We went to two more agencies that didn’t require public transportation. Same drill. Except the receptionists either didn’t think we’d make it as regular people or they just weren’t the chatty types. I wondered if this was what our own quick exit from kiddie modeling had been like. Our agent getting constant nos, sending us on “go-sees” and being shot down. I couldn’t remember those days at all. Just random snapshots of experiences, a studio here, a makeup chair there (yes, at three years old, full makeup).

 

We walked along the strip and bought ice-cold lemonade from an outdoor kiosk, then stopped at the Bellagio fountain to watch the water dance to Frank Sinatra.

Stella absently sang along to “Fly Me to the Moon,” pressing the side of the ice-filled plastic cup to her forehead. “Grammy Zelda always said that if you ever need to find out something, you should go to the biggest yenta. Who would be the equivalent of an old busybody among Las Vegas talent agents?”

“An old-time agent with sad-sack clients who can’t get booked,” I said. “Kind of like Broadway Danny Rose. But older.”

I reached into my purse for my cell phone, got out my list of agents and called the first agency we went to, the one with the chatty receptionist. Apparently, Freddy Jones-Jones was our man. Been around for forty years and knew everyone and everything about the talent biz in Las Vegas.

 

“If this agent you’re looking for ain’t dead, then Freddy will know where he is,” the woman said.

 

“Oh, sure, I remember Eric Miller,” Freddy Jones-Jones said. “He showed up in Vegas, let me think—” He leaned back in his rickety black leather chair and chewed the inside of his cheek. “Early, no—maybe mideighties. He had that big pouf of hair, I remember that. He modeled himself on Don Johnson from
Miami Vice.
Remember that show? White suits with pastel shirts. He and his wife had their own little agency. Minor talent. Let me think—what was it called?”

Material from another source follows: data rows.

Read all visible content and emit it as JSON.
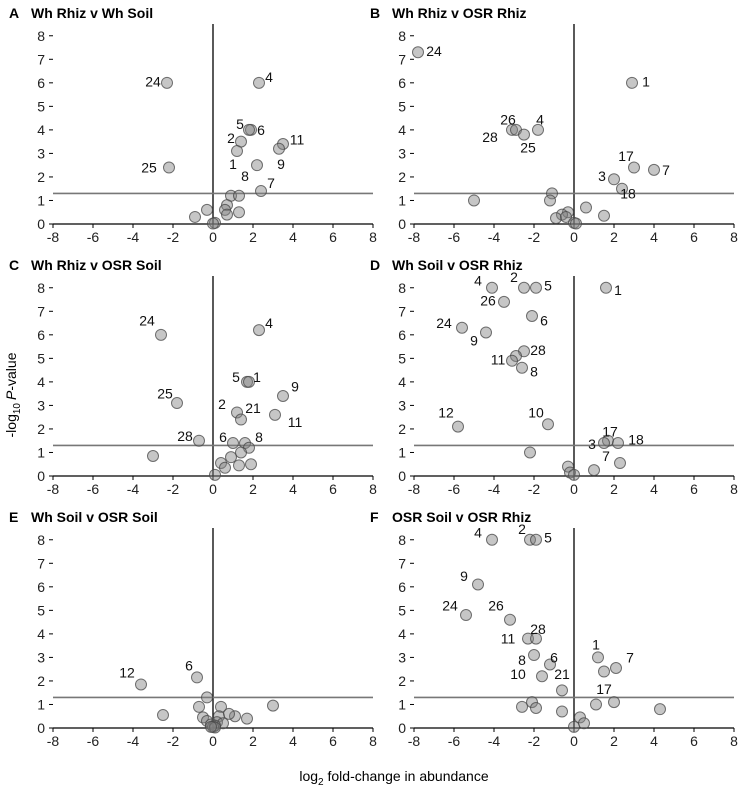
{
  "figure": {
    "xlabel_main": "log",
    "xlabel_sub": "2",
    "xlabel_rest": " fold-change in abundance",
    "ylabel_main": "-log",
    "ylabel_sub": "10",
    "ylabel_italic": "P",
    "ylabel_rest": "-value",
    "threshold": 1.3
  },
  "chart_data": [
    {
      "type": "scatter",
      "letter": "A",
      "title": "Wh Rhiz v Wh Soil",
      "xlim": [
        -8,
        8
      ],
      "ylim": [
        0,
        8.5
      ],
      "xticks": [
        -8,
        -6,
        -4,
        -2,
        0,
        2,
        4,
        6,
        8
      ],
      "yticks": [
        0,
        1,
        2,
        3,
        4,
        5,
        6,
        7,
        8
      ],
      "points": [
        [
          -2.3,
          6.0
        ],
        [
          2.3,
          6.0
        ],
        [
          1.9,
          4.0
        ],
        [
          1.8,
          4.0
        ],
        [
          1.4,
          3.5
        ],
        [
          3.5,
          3.4
        ],
        [
          1.2,
          3.1
        ],
        [
          3.3,
          3.2
        ],
        [
          2.2,
          2.5
        ],
        [
          -2.2,
          2.4
        ],
        [
          2.4,
          1.4
        ],
        [
          0.9,
          1.2
        ],
        [
          1.3,
          1.2
        ],
        [
          0.7,
          0.8
        ],
        [
          0.6,
          0.6
        ],
        [
          -0.3,
          0.6
        ],
        [
          1.3,
          0.5
        ],
        [
          -0.9,
          0.3
        ],
        [
          0.7,
          0.4
        ],
        [
          0.1,
          0.05
        ],
        [
          0.0,
          0.02
        ]
      ],
      "labels": [
        {
          "text": "24",
          "x": -3.0,
          "y": 6.05
        },
        {
          "text": "4",
          "x": 2.8,
          "y": 6.25
        },
        {
          "text": "5",
          "x": 1.35,
          "y": 4.25
        },
        {
          "text": "6",
          "x": 2.4,
          "y": 4.0
        },
        {
          "text": "2",
          "x": 0.9,
          "y": 3.65
        },
        {
          "text": "11",
          "x": 4.2,
          "y": 3.6
        },
        {
          "text": "1",
          "x": 1.0,
          "y": 2.55
        },
        {
          "text": "9",
          "x": 3.4,
          "y": 2.55
        },
        {
          "text": "8",
          "x": 1.6,
          "y": 2.05
        },
        {
          "text": "7",
          "x": 2.9,
          "y": 1.75
        },
        {
          "text": "25",
          "x": -3.2,
          "y": 2.4
        }
      ]
    },
    {
      "type": "scatter",
      "letter": "B",
      "title": "Wh Rhiz v OSR Rhiz",
      "xlim": [
        -8,
        8
      ],
      "ylim": [
        0,
        8.5
      ],
      "xticks": [
        -8,
        -6,
        -4,
        -2,
        0,
        2,
        4,
        6,
        8
      ],
      "yticks": [
        0,
        1,
        2,
        3,
        4,
        5,
        6,
        7,
        8
      ],
      "points": [
        [
          -7.8,
          7.3
        ],
        [
          2.9,
          6.0
        ],
        [
          -3.1,
          4.0
        ],
        [
          -2.9,
          4.0
        ],
        [
          -1.8,
          4.0
        ],
        [
          -2.5,
          3.8
        ],
        [
          3.0,
          2.4
        ],
        [
          4.0,
          2.3
        ],
        [
          2.0,
          1.9
        ],
        [
          2.4,
          1.5
        ],
        [
          -1.1,
          1.3
        ],
        [
          -1.2,
          1.0
        ],
        [
          -5.0,
          1.0
        ],
        [
          0.6,
          0.7
        ],
        [
          -0.3,
          0.5
        ],
        [
          -0.6,
          0.4
        ],
        [
          1.5,
          0.35
        ],
        [
          -0.9,
          0.25
        ],
        [
          -0.4,
          0.3
        ],
        [
          0.0,
          0.05
        ],
        [
          0.1,
          0.02
        ]
      ],
      "labels": [
        {
          "text": "24",
          "x": -7.0,
          "y": 7.35
        },
        {
          "text": "1",
          "x": 3.6,
          "y": 6.05
        },
        {
          "text": "26",
          "x": -3.3,
          "y": 4.45
        },
        {
          "text": "4",
          "x": -1.7,
          "y": 4.45
        },
        {
          "text": "28",
          "x": -4.2,
          "y": 3.7
        },
        {
          "text": "25",
          "x": -2.3,
          "y": 3.25
        },
        {
          "text": "17",
          "x": 2.6,
          "y": 2.9
        },
        {
          "text": "7",
          "x": 4.6,
          "y": 2.3
        },
        {
          "text": "3",
          "x": 1.4,
          "y": 2.05
        },
        {
          "text": "18",
          "x": 2.7,
          "y": 1.3
        }
      ]
    },
    {
      "type": "scatter",
      "letter": "C",
      "title": "Wh Rhiz v OSR Soil",
      "xlim": [
        -8,
        8
      ],
      "ylim": [
        0,
        8.5
      ],
      "xticks": [
        -8,
        -6,
        -4,
        -2,
        0,
        2,
        4,
        6,
        8
      ],
      "yticks": [
        0,
        1,
        2,
        3,
        4,
        5,
        6,
        7,
        8
      ],
      "points": [
        [
          -2.6,
          6.0
        ],
        [
          2.3,
          6.2
        ],
        [
          1.7,
          4.0
        ],
        [
          1.8,
          4.0
        ],
        [
          -1.8,
          3.1
        ],
        [
          3.5,
          3.4
        ],
        [
          1.2,
          2.7
        ],
        [
          1.4,
          2.4
        ],
        [
          3.1,
          2.6
        ],
        [
          -0.7,
          1.5
        ],
        [
          1.0,
          1.4
        ],
        [
          1.6,
          1.4
        ],
        [
          1.8,
          1.2
        ],
        [
          1.4,
          1.0
        ],
        [
          -3.0,
          0.85
        ],
        [
          0.9,
          0.8
        ],
        [
          0.4,
          0.55
        ],
        [
          1.3,
          0.45
        ],
        [
          1.9,
          0.5
        ],
        [
          0.6,
          0.35
        ],
        [
          0.1,
          0.05
        ]
      ],
      "labels": [
        {
          "text": "24",
          "x": -3.3,
          "y": 6.6
        },
        {
          "text": "4",
          "x": 2.8,
          "y": 6.5
        },
        {
          "text": "5",
          "x": 1.15,
          "y": 4.2
        },
        {
          "text": "1",
          "x": 2.2,
          "y": 4.2
        },
        {
          "text": "9",
          "x": 4.1,
          "y": 3.8
        },
        {
          "text": "25",
          "x": -2.4,
          "y": 3.5
        },
        {
          "text": "2",
          "x": 0.45,
          "y": 3.05
        },
        {
          "text": "21",
          "x": 2.0,
          "y": 2.9
        },
        {
          "text": "11",
          "x": 4.1,
          "y": 2.3
        },
        {
          "text": "28",
          "x": -1.4,
          "y": 1.7
        },
        {
          "text": "6",
          "x": 0.5,
          "y": 1.65
        },
        {
          "text": "8",
          "x": 2.3,
          "y": 1.65
        }
      ]
    },
    {
      "type": "scatter",
      "letter": "D",
      "title": "Wh Soil v OSR Rhiz",
      "xlim": [
        -8,
        8
      ],
      "ylim": [
        0,
        8.5
      ],
      "xticks": [
        -8,
        -6,
        -4,
        -2,
        0,
        2,
        4,
        6,
        8
      ],
      "yticks": [
        0,
        1,
        2,
        3,
        4,
        5,
        6,
        7,
        8
      ],
      "points": [
        [
          -4.1,
          8.0
        ],
        [
          -2.5,
          8.0
        ],
        [
          -1.9,
          8.0
        ],
        [
          1.6,
          8.0
        ],
        [
          -3.5,
          7.4
        ],
        [
          -2.1,
          6.8
        ],
        [
          -5.6,
          6.3
        ],
        [
          -4.4,
          6.1
        ],
        [
          -2.5,
          5.3
        ],
        [
          -2.9,
          5.1
        ],
        [
          -3.1,
          4.9
        ],
        [
          -2.6,
          4.6
        ],
        [
          -5.8,
          2.1
        ],
        [
          -1.3,
          2.2
        ],
        [
          -2.2,
          1.0
        ],
        [
          1.7,
          1.5
        ],
        [
          1.5,
          1.4
        ],
        [
          2.2,
          1.4
        ],
        [
          -0.3,
          0.4
        ],
        [
          1.0,
          0.25
        ],
        [
          2.3,
          0.55
        ],
        [
          -0.2,
          0.15
        ],
        [
          0.0,
          0.05
        ]
      ],
      "labels": [
        {
          "text": "4",
          "x": -4.8,
          "y": 8.3
        },
        {
          "text": "2",
          "x": -3.0,
          "y": 8.45
        },
        {
          "text": "5",
          "x": -1.3,
          "y": 8.1
        },
        {
          "text": "1",
          "x": 2.2,
          "y": 7.9
        },
        {
          "text": "26",
          "x": -4.3,
          "y": 7.45
        },
        {
          "text": "6",
          "x": -1.5,
          "y": 6.6
        },
        {
          "text": "24",
          "x": -6.5,
          "y": 6.5
        },
        {
          "text": "9",
          "x": -5.0,
          "y": 5.75
        },
        {
          "text": "28",
          "x": -1.8,
          "y": 5.35
        },
        {
          "text": "11",
          "x": -3.8,
          "y": 4.95
        },
        {
          "text": "8",
          "x": -2.0,
          "y": 4.45
        },
        {
          "text": "12",
          "x": -6.4,
          "y": 2.7
        },
        {
          "text": "10",
          "x": -1.9,
          "y": 2.7
        },
        {
          "text": "3",
          "x": 0.9,
          "y": 1.35
        },
        {
          "text": "17",
          "x": 1.8,
          "y": 1.9
        },
        {
          "text": "18",
          "x": 3.1,
          "y": 1.55
        },
        {
          "text": "7",
          "x": 1.6,
          "y": 0.85
        }
      ]
    },
    {
      "type": "scatter",
      "letter": "E",
      "title": "Wh Soil v OSR Soil",
      "xlim": [
        -8,
        8
      ],
      "ylim": [
        0,
        8.5
      ],
      "xticks": [
        -8,
        -6,
        -4,
        -2,
        0,
        2,
        4,
        6,
        8
      ],
      "yticks": [
        0,
        1,
        2,
        3,
        4,
        5,
        6,
        7,
        8
      ],
      "points": [
        [
          -3.6,
          1.85
        ],
        [
          -0.8,
          2.15
        ],
        [
          -0.3,
          1.3
        ],
        [
          3.0,
          0.95
        ],
        [
          0.4,
          0.9
        ],
        [
          -2.5,
          0.55
        ],
        [
          -0.7,
          0.9
        ],
        [
          -0.5,
          0.45
        ],
        [
          0.3,
          0.5
        ],
        [
          1.1,
          0.5
        ],
        [
          1.7,
          0.4
        ],
        [
          0.8,
          0.6
        ],
        [
          -0.3,
          0.3
        ],
        [
          0.2,
          0.25
        ],
        [
          0.5,
          0.2
        ],
        [
          -0.1,
          0.15
        ],
        [
          0.1,
          0.1
        ],
        [
          0.0,
          0.05
        ],
        [
          0.1,
          0.02
        ],
        [
          -0.1,
          0.05
        ]
      ],
      "labels": [
        {
          "text": "12",
          "x": -4.3,
          "y": 2.35
        },
        {
          "text": "6",
          "x": -1.2,
          "y": 2.65
        }
      ]
    },
    {
      "type": "scatter",
      "letter": "F",
      "title": "OSR Soil v OSR Rhiz",
      "xlim": [
        -8,
        8
      ],
      "ylim": [
        0,
        8.5
      ],
      "xticks": [
        -8,
        -6,
        -4,
        -2,
        0,
        2,
        4,
        6,
        8
      ],
      "yticks": [
        0,
        1,
        2,
        3,
        4,
        5,
        6,
        7,
        8
      ],
      "points": [
        [
          -4.1,
          8.0
        ],
        [
          -2.2,
          8.0
        ],
        [
          -1.9,
          8.0
        ],
        [
          -4.8,
          6.1
        ],
        [
          -5.4,
          4.8
        ],
        [
          -3.2,
          4.6
        ],
        [
          -2.3,
          3.8
        ],
        [
          -1.9,
          3.8
        ],
        [
          -2.0,
          3.1
        ],
        [
          -1.2,
          2.7
        ],
        [
          -1.6,
          2.2
        ],
        [
          -0.6,
          1.6
        ],
        [
          1.2,
          3.0
        ],
        [
          2.1,
          2.55
        ],
        [
          1.5,
          2.4
        ],
        [
          -2.1,
          1.1
        ],
        [
          2.0,
          1.1
        ],
        [
          1.1,
          1.0
        ],
        [
          -2.6,
          0.9
        ],
        [
          -1.9,
          0.85
        ],
        [
          -0.6,
          0.7
        ],
        [
          4.3,
          0.8
        ],
        [
          0.3,
          0.45
        ],
        [
          0.5,
          0.2
        ],
        [
          0.0,
          0.05
        ]
      ],
      "labels": [
        {
          "text": "4",
          "x": -4.8,
          "y": 8.3
        },
        {
          "text": "2",
          "x": -2.6,
          "y": 8.45
        },
        {
          "text": "5",
          "x": -1.3,
          "y": 8.1
        },
        {
          "text": "9",
          "x": -5.5,
          "y": 6.45
        },
        {
          "text": "24",
          "x": -6.2,
          "y": 5.2
        },
        {
          "text": "26",
          "x": -3.9,
          "y": 5.2
        },
        {
          "text": "28",
          "x": -1.8,
          "y": 4.2
        },
        {
          "text": "11",
          "x": -3.3,
          "y": 3.8
        },
        {
          "text": "1",
          "x": 1.1,
          "y": 3.55
        },
        {
          "text": "7",
          "x": 2.8,
          "y": 3.0
        },
        {
          "text": "8",
          "x": -2.6,
          "y": 2.9
        },
        {
          "text": "6",
          "x": -1.0,
          "y": 3.0
        },
        {
          "text": "10",
          "x": -2.8,
          "y": 2.3
        },
        {
          "text": "21",
          "x": -0.6,
          "y": 2.3
        },
        {
          "text": "17",
          "x": 1.5,
          "y": 1.65
        }
      ]
    }
  ]
}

As Freddy thought deeply, flipping through his Rolodex and staring up at the ceiling, I glanced around, wondering if Freddy had any clients. The little office was immaculate, not a piece of paper to be seen. Freddy’s office was located on the top floor of a five floor walk-up in a dingy building far off the strip. On the walls were signed glossies of men and women that he probably represented in his better days.

“We researched online, but couldn’t find any record of him,” I said. “Do you know where he works now?”

“Some hole-in-the-wall storefront,” he said. “But he doesn’t go by that name anymore. Hasn’t in years. He and the Mrs. had to close up shop to beat an outstanding arrest warrant from another state. Something about parking tickets. I heard they were living in an RV so they couldn’t be tracked. But I know he hung up a shingle with a new name. Changed his own name, too. Well, not legally, of course. Probably started doing everything under the table.”